Scripts for building and running our SMR experiments are stored in ./benchmarks/memory_reclamation. Figures 7a--f can be produced by executing

python3 run_experiments.py all

To generate individual figures rather than all of them, the following arguments can be used in place of 'all' (e.g. 'python3 run_experiments.py exp-list-1000-10'):

  • 7a: exp-list-1000-10
  • 7b: exp-hashtable-100K-10
  • 7c: exp-bst-100K-10
  • 7d: exp-bst-100M-10
  • 7e: exp-bst-100K-1
  • 7f: exp-bst-100K-50

These figures will be generated and written to the directory ./benchmarks/memory_reclamation/graphs.

Running custom benchmarks

Reference-counting microbenchmarks

In order to achieve good performance and reproduce the results of our experiments, all benchmark executables should be ran with the prefix

LD_PRELOAD=/usr/local/lib/libjemalloc.so numactl -i all

This ensures that jemalloc is loaded as a faster replacement for the system malloc, and that numa settings are configured to interleave memory allocations across nodes.

To run your own custom workloads for the reference-counting benchmarks (raw throughput and concurrent stack benchmarks), you will need to run the ./benchmarks/bench_ref_cnt and ./benchmarks/bench_stack executables.

The arguments for bench_ref_cnt, the raw throughput benchmark, are:

  • -t, --threads: The number of threads to use
  • -s, --size: The number of reference-counted objects to maintain
  • -u, --update: The percentage of operations that perform updates (stores)
  • -r, --runtime: The number of seconds to run the benchmark
  • -i, --iterations: The number of iterations of the benchmark to perform
  • -a, --alg: The reference-counting algorithm to use. See below.

Similarly, to run a custom workload for the concurrent stack benchmark, the arguments for bench_stack are:

  • -t, --threads: The number of threads to use
  • -s, --size: The number of stacks to use
  • -u, --update: The percentage of operations that perform updates (a push/pop pair)
  • -r, --runtime: The number of seconds to run the benchmark
  • -i, --iterations: The number of iterations of the benchmark to perform
  • -a, --alg: The reference-counting algorithm to use. See below.
  • --stack_size: The initial size of each stack

The reference counting algorithms available are:

  • gnu, which will use libstdc++'s atomic free functions
  • jss, the just::threads library's atomic shared pointer
  • folly, Folly's atomic shared pointer
  • herlihy, Our implementation of Herlihy et al's algorithm
  • weak_atomic, Our atomic shared pointer implementation, but without snapshotting
  • arc, Our atomic shared pointer implementation

Note that shapshotting has no effect on the raw throughput benchmark, so weak_atomic and arc should perform the same.
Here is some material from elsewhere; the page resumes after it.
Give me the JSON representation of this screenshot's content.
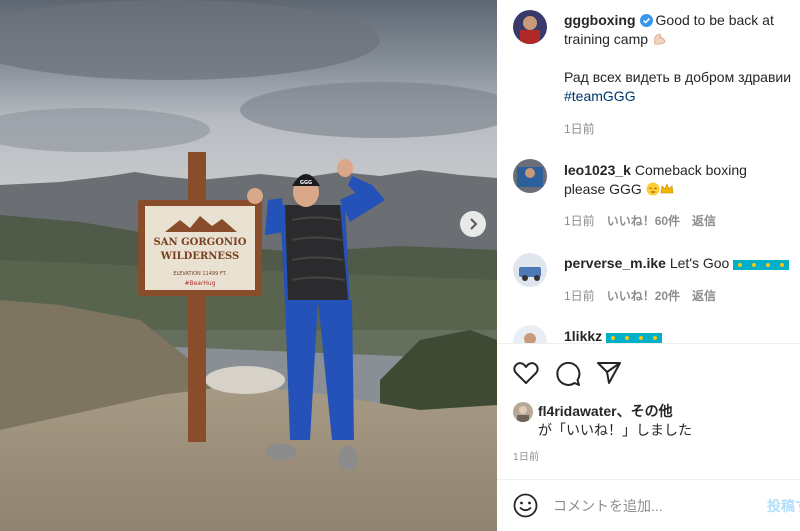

For the concurrent stack benchmark, snapshotting matters, so weak_atomic and arc will perform differently.

Manual SMR benchmarks

The SMR benchmarks can be run with different thread counts and workloads. Custom thread counts can be used by modifying the threads variable in run_experiments.py. Each data structure ('hashtable', 'bst', or 'list') can also be run with different initial sizes and update frequencies using the following command:

python3 run_experiments.py exp-[datastructure]-[size]-[update_percent]
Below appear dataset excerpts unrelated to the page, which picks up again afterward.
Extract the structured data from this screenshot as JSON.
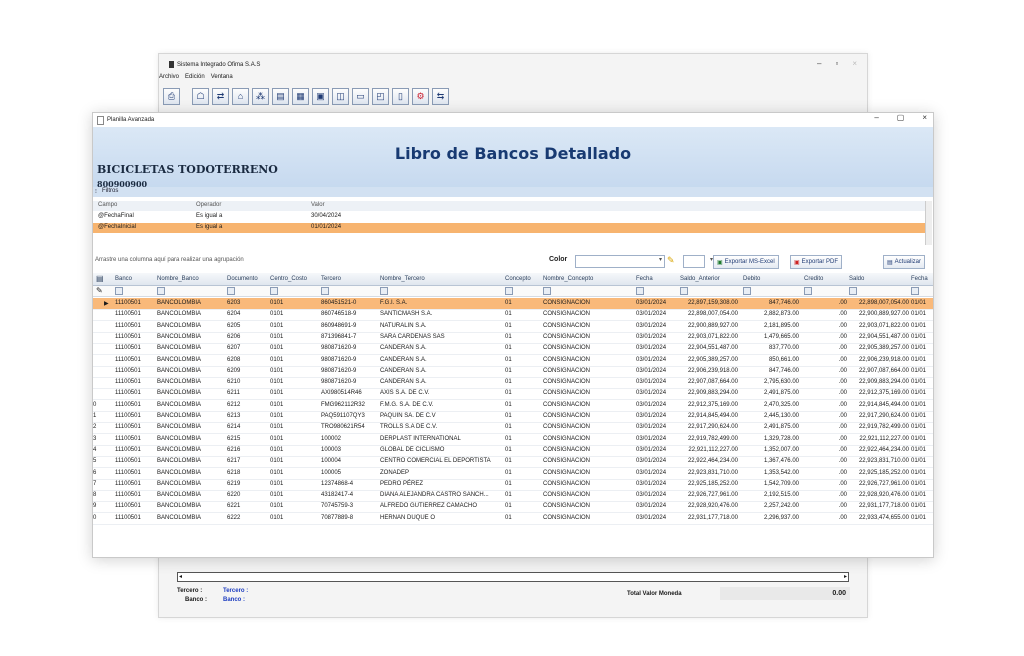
{
  "bg_window": {
    "title": "Sistema Integrado Ofima S.A.S",
    "menu": [
      "Archivo",
      "Edición",
      "Ventana"
    ],
    "tercero_label": "Tercero :",
    "tercero_value": "Tercero :",
    "banco_label": "Banco :",
    "banco_value": "Banco :",
    "total_label": "Total Valor Moneda",
    "total_value": "0.00"
  },
  "main": {
    "window_title": "Planilla Avanzada",
    "report_title": "Libro de Bancos Detallado",
    "company": "BICICLETAS TODOTERRENO",
    "nit": "800900900",
    "filters_label": "Filtros",
    "filter_headers": {
      "campo": "Campo",
      "operador": "Operador",
      "valor": "Valor"
    },
    "filters": [
      {
        "campo": "@FechaFinal",
        "operador": "Es igual a",
        "valor": "30/04/2024"
      },
      {
        "campo": "@FechaInicial",
        "operador": "Es igual a",
        "valor": "01/01/2024"
      }
    ],
    "group_hint": "Arrastre una columna aquí para realizar una agrupación",
    "color_label": "Color",
    "export_excel": "Exportar MS-Excel",
    "export_pdf": "Exportar PDF",
    "refresh": "Actualizar"
  },
  "table": {
    "columns": [
      "Banco",
      "Nombre_Banco",
      "Documento",
      "Centro_Costo",
      "Tercero",
      "Nombre_Tercero",
      "Concepto",
      "Nombre_Concepto",
      "Fecha",
      "Saldo_Anterior",
      "Debito",
      "Credito",
      "Saldo",
      "Fecha"
    ],
    "rows": [
      {
        "n": "",
        "banco": "11100501",
        "nb": "BANCOLOMBIA",
        "doc": "6203",
        "cc": "0101",
        "ter": "860451521-0",
        "nt": "F.G.I. S.A.",
        "con": "01",
        "nc": "CONSIGNACION",
        "fecha": "03/01/2024",
        "sa": "22,897,159,308.00",
        "deb": "847,746.00",
        "cre": ".00",
        "saldo": "22,898,007,054.00",
        "f2": "01/01"
      },
      {
        "n": "",
        "banco": "11100501",
        "nb": "BANCOLOMBIA",
        "doc": "6204",
        "cc": "0101",
        "ter": "860746518-9",
        "nt": "SANTICMASH S.A.",
        "con": "01",
        "nc": "CONSIGNACION",
        "fecha": "03/01/2024",
        "sa": "22,898,007,054.00",
        "deb": "2,882,873.00",
        "cre": ".00",
        "saldo": "22,900,889,927.00",
        "f2": "01/01"
      },
      {
        "n": "",
        "banco": "11100501",
        "nb": "BANCOLOMBIA",
        "doc": "6205",
        "cc": "0101",
        "ter": "860948691-9",
        "nt": "NATURALIN S.A.",
        "con": "01",
        "nc": "CONSIGNACION",
        "fecha": "03/01/2024",
        "sa": "22,900,889,927.00",
        "deb": "2,181,895.00",
        "cre": ".00",
        "saldo": "22,903,071,822.00",
        "f2": "01/01"
      },
      {
        "n": "",
        "banco": "11100501",
        "nb": "BANCOLOMBIA",
        "doc": "6206",
        "cc": "0101",
        "ter": "871396841-7",
        "nt": "SARA CARDENAS SAS",
        "con": "01",
        "nc": "CONSIGNACION",
        "fecha": "03/01/2024",
        "sa": "22,903,071,822.00",
        "deb": "1,479,665.00",
        "cre": ".00",
        "saldo": "22,904,551,487.00",
        "f2": "01/01"
      },
      {
        "n": "",
        "banco": "11100501",
        "nb": "BANCOLOMBIA",
        "doc": "6207",
        "cc": "0101",
        "ter": "980871620-9",
        "nt": "CANDERAN S.A.",
        "con": "01",
        "nc": "CONSIGNACION",
        "fecha": "03/01/2024",
        "sa": "22,904,551,487.00",
        "deb": "837,770.00",
        "cre": ".00",
        "saldo": "22,905,389,257.00",
        "f2": "01/01"
      },
      {
        "n": "",
        "banco": "11100501",
        "nb": "BANCOLOMBIA",
        "doc": "6208",
        "cc": "0101",
        "ter": "980871620-9",
        "nt": "CANDERAN S.A.",
        "con": "01",
        "nc": "CONSIGNACION",
        "fecha": "03/01/2024",
        "sa": "22,905,389,257.00",
        "deb": "850,661.00",
        "cre": ".00",
        "saldo": "22,906,239,918.00",
        "f2": "01/01"
      },
      {
        "n": "",
        "banco": "11100501",
        "nb": "BANCOLOMBIA",
        "doc": "6209",
        "cc": "0101",
        "ter": "980871620-9",
        "nt": "CANDERAN S.A.",
        "con": "01",
        "nc": "CONSIGNACION",
        "fecha": "03/01/2024",
        "sa": "22,906,239,918.00",
        "deb": "847,746.00",
        "cre": ".00",
        "saldo": "22,907,087,664.00",
        "f2": "01/01"
      },
      {
        "n": "",
        "banco": "11100501",
        "nb": "BANCOLOMBIA",
        "doc": "6210",
        "cc": "0101",
        "ter": "980871620-9",
        "nt": "CANDERAN S.A.",
        "con": "01",
        "nc": "CONSIGNACION",
        "fecha": "03/01/2024",
        "sa": "22,907,087,664.00",
        "deb": "2,795,630.00",
        "cre": ".00",
        "saldo": "22,909,883,294.00",
        "f2": "01/01"
      },
      {
        "n": "",
        "banco": "11100501",
        "nb": "BANCOLOMBIA",
        "doc": "6211",
        "cc": "0101",
        "ter": "AXI980514R46",
        "nt": "AXIS S.A. DE C.V.",
        "con": "01",
        "nc": "CONSIGNACION",
        "fecha": "03/01/2024",
        "sa": "22,909,883,294.00",
        "deb": "2,491,875.00",
        "cre": ".00",
        "saldo": "22,912,375,169.00",
        "f2": "01/01"
      },
      {
        "n": "0",
        "banco": "11100501",
        "nb": "BANCOLOMBIA",
        "doc": "6212",
        "cc": "0101",
        "ter": "FMG962112R32",
        "nt": "F.M.G. S.A. DE C.V.",
        "con": "01",
        "nc": "CONSIGNACION",
        "fecha": "03/01/2024",
        "sa": "22,912,375,169.00",
        "deb": "2,470,325.00",
        "cre": ".00",
        "saldo": "22,914,845,494.00",
        "f2": "01/01"
      },
      {
        "n": "1",
        "banco": "11100501",
        "nb": "BANCOLOMBIA",
        "doc": "6213",
        "cc": "0101",
        "ter": "PAQ591107QY3",
        "nt": "PAQUIN SA. DE C.V",
        "con": "01",
        "nc": "CONSIGNACION",
        "fecha": "03/01/2024",
        "sa": "22,914,845,494.00",
        "deb": "2,445,130.00",
        "cre": ".00",
        "saldo": "22,917,290,624.00",
        "f2": "01/01"
      },
      {
        "n": "2",
        "banco": "11100501",
        "nb": "BANCOLOMBIA",
        "doc": "6214",
        "cc": "0101",
        "ter": "TRO980621R54",
        "nt": "TROLLS S.A DE C.V.",
        "con": "01",
        "nc": "CONSIGNACION",
        "fecha": "03/01/2024",
        "sa": "22,917,290,624.00",
        "deb": "2,491,875.00",
        "cre": ".00",
        "saldo": "22,919,782,499.00",
        "f2": "01/01"
      },
      {
        "n": "3",
        "banco": "11100501",
        "nb": "BANCOLOMBIA",
        "doc": "6215",
        "cc": "0101",
        "ter": "100002",
        "nt": "DERPLAST INTERNATIONAL",
        "con": "01",
        "nc": "CONSIGNACION",
        "fecha": "03/01/2024",
        "sa": "22,919,782,499.00",
        "deb": "1,329,728.00",
        "cre": ".00",
        "saldo": "22,921,112,227.00",
        "f2": "01/01"
      },
      {
        "n": "4",
        "banco": "11100501",
        "nb": "BANCOLOMBIA",
        "doc": "6216",
        "cc": "0101",
        "ter": "100003",
        "nt": "GLOBAL DE CICLISMO",
        "con": "01",
        "nc": "CONSIGNACION",
        "fecha": "03/01/2024",
        "sa": "22,921,112,227.00",
        "deb": "1,352,007.00",
        "cre": ".00",
        "saldo": "22,922,464,234.00",
        "f2": "01/01"
      },
      {
        "n": "5",
        "banco": "11100501",
        "nb": "BANCOLOMBIA",
        "doc": "6217",
        "cc": "0101",
        "ter": "100004",
        "nt": "CENTRO COMERCIAL EL DEPORTISTA",
        "con": "01",
        "nc": "CONSIGNACION",
        "fecha": "03/01/2024",
        "sa": "22,922,464,234.00",
        "deb": "1,367,476.00",
        "cre": ".00",
        "saldo": "22,923,831,710.00",
        "f2": "01/01"
      },
      {
        "n": "6",
        "banco": "11100501",
        "nb": "BANCOLOMBIA",
        "doc": "6218",
        "cc": "0101",
        "ter": "100005",
        "nt": "ZONADEP",
        "con": "01",
        "nc": "CONSIGNACION",
        "fecha": "03/01/2024",
        "sa": "22,923,831,710.00",
        "deb": "1,353,542.00",
        "cre": ".00",
        "saldo": "22,925,185,252.00",
        "f2": "01/01"
      },
      {
        "n": "7",
        "banco": "11100501",
        "nb": "BANCOLOMBIA",
        "doc": "6219",
        "cc": "0101",
        "ter": "12374868-4",
        "nt": "PEDRO PÉREZ",
        "con": "01",
        "nc": "CONSIGNACION",
        "fecha": "03/01/2024",
        "sa": "22,925,185,252.00",
        "deb": "1,542,709.00",
        "cre": ".00",
        "saldo": "22,926,727,961.00",
        "f2": "01/01"
      },
      {
        "n": "8",
        "banco": "11100501",
        "nb": "BANCOLOMBIA",
        "doc": "6220",
        "cc": "0101",
        "ter": "43182417-4",
        "nt": "DIANA ALEJANDRA CASTRO SANCH...",
        "con": "01",
        "nc": "CONSIGNACION",
        "fecha": "03/01/2024",
        "sa": "22,926,727,961.00",
        "deb": "2,192,515.00",
        "cre": ".00",
        "saldo": "22,928,920,476.00",
        "f2": "01/01"
      },
      {
        "n": "9",
        "banco": "11100501",
        "nb": "BANCOLOMBIA",
        "doc": "6221",
        "cc": "0101",
        "ter": "70745759-3",
        "nt": "ALFREDO GUTIERREZ CAMACHO",
        "con": "01",
        "nc": "CONSIGNACION",
        "fecha": "03/01/2024",
        "sa": "22,928,920,476.00",
        "deb": "2,257,242.00",
        "cre": ".00",
        "saldo": "22,931,177,718.00",
        "f2": "01/01"
      },
      {
        "n": "0",
        "banco": "11100501",
        "nb": "BANCOLOMBIA",
        "doc": "6222",
        "cc": "0101",
        "ter": "70877889-8",
        "nt": "HERNAN DUQUE O",
        "con": "01",
        "nc": "CONSIGNACION",
        "fecha": "03/01/2024",
        "sa": "22,931,177,718.00",
        "deb": "2,296,937.00",
        "cre": ".00",
        "saldo": "22,933,474,655.00",
        "f2": "01/01"
      }
    ]
  },
  "colors": {
    "selected_row": "#f9b97a",
    "banner": "#c3d7ee",
    "title": "#183a72"
  }
}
For example, to run a hashtable initialized with 1000 keys on a workload with 50% updates, you can use python3 run_experiments.py exp-hashtable-1000-50. Note that not all workloads are supported. The supported sizes are [100, 1000, 100K, 1M, 10M, 100M] and the supported update frequencies are [1, 10, 50]. Note that the BST experiments may crash when data structure size is small and update frequency is large. This is due to a bug from the IBR benchmark suite which has to do with improper application of HP, HE, and IBR to the Natarajan-Mittal BST. More details on this can be found in Section 8 of our paper.

The runtime and number of iterators can also be changed by changing the runtime and repeats variables in run_experiments.py.